Redacción Médica
20 de septiembre de 2018 | Actualizado: Miércoles a las 19:15
Lunes, 25 de febrero de 2013, a las 13:10

Redacción. Toledo
El consejero de Sanidad, José Ignacio Echániz, confía en que haber logrado el objetivo del déficit en 2012 permita recuperar la inversión comprometida por el Banco Europeo de Inversiones (BEI) para retomar la obra del nuevo hospital de Toledo, sobre la que el mismo BEI acaba de completar una auditoría. El titular de Sanidad cree que los responsables del BEI volverán a confiar en Castilla-La Mancha y, de ser así, estará la inversión “encima de la mesa” y se podrán reiniciar las obras de un centro cuyo presupuesto se disparó hasta los 600 millones de euros, un coste “Inasumible”.

José Ignacio Echániz.

Por ello, tras replantearse el futuro hospital -que se diseñó para atender a una población cinco veces superior a la actual-, y elaborar un nuevo plan funcional, ahora la tarea que tienen es lograr que vuelvan los inversores, es decir, el BEI y el BBVA, cada uno de los cuales tenía previsto aportar unos doscientos millones de euros, además de los fondos propios de la Junta.
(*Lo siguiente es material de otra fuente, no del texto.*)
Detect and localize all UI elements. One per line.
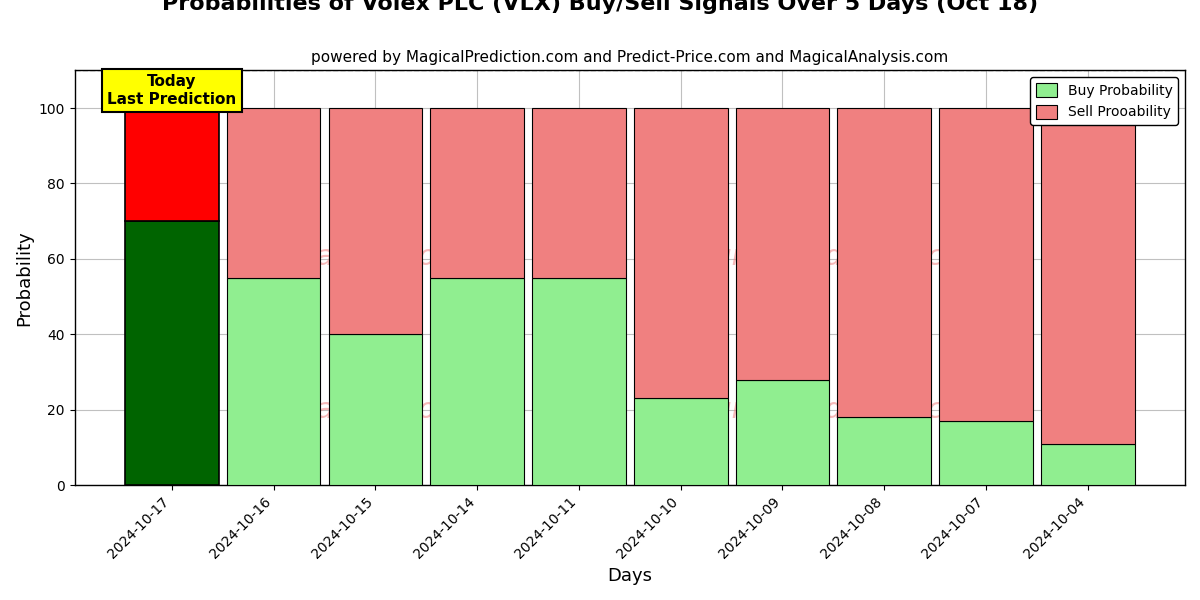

“El factor crítico es la financiación y si se queda el BEI también se quedará el BBVA”, afirma el consejero, quien recuerda el estado de las cuentas que dejó el anterior Ejecutivo socialista. “Un grupo de técnicos del BEI -luxemburgueses, italianos, austríacos- han estado una semana y han hecho una auditoría muy profunda y se han metido a fondo en el nuevo diseño y estamos esperando su contestación”, señaló. En cuanto el Gobierno regional constató que Castilla-La Mancha había cumplido con el objetivo del 1,5 por ciento de déficit “lo primero que hemos hecho ha sido mandarlo inmediatamente a Europa para que el Consejo de Administración del BEI sepa que esta es una comunidad que está cumpliendo”, ha manifestado

Echániz explica que cuando asumió el cargo en julio de 2011 se encontró con que el BEI y el BBVA “no querían seguir financiando el proyecto”, por su envergadura y por los problemas que había tenido la obra, con seis modificados, y el
aumento del presupuesto hasta los 600 millones de euros.

Además, el consejero se ha referido al elevado coste de mantenimiento que hubiera tenido un hospital como el inicialmente diseñado, de 36.000 metros cuadrados, en el que solo la limpieza diaria de los cristales del kilómetro de fachada hubiera superado el coste de mantenimiento de «muchos» de los hospitales de la región. El futuro centro hospitalario de Toledo, que se paralizó hace dos años en el barrio de Santa María de Benquerencia, tendrá una superficie algo más de la mitad del proyectado inicialmente. “Vamos a hacer un hospital razonable, vamos a aprovechar lo que hay construido, vamos a redimensionarlo, rediseñar los espacios y vamos a acabarlo”, ha dicho Echániz, quien ha precisado que si la respuesta del BEI es positiva se sacaría a concurso el proyecto en “poco tiempo” para poder tener terminada la obra en esta legislatura.

Un grupo de empresas se haría cargo de terminar la obra y de gestionar servicios como calefacción, limpieza, seguridad, mantenimiento y el Sescam pondría «el aparato sanitario que ya está en el Virgen de la Salud», edificio que se devolvería a la Seguridad Social.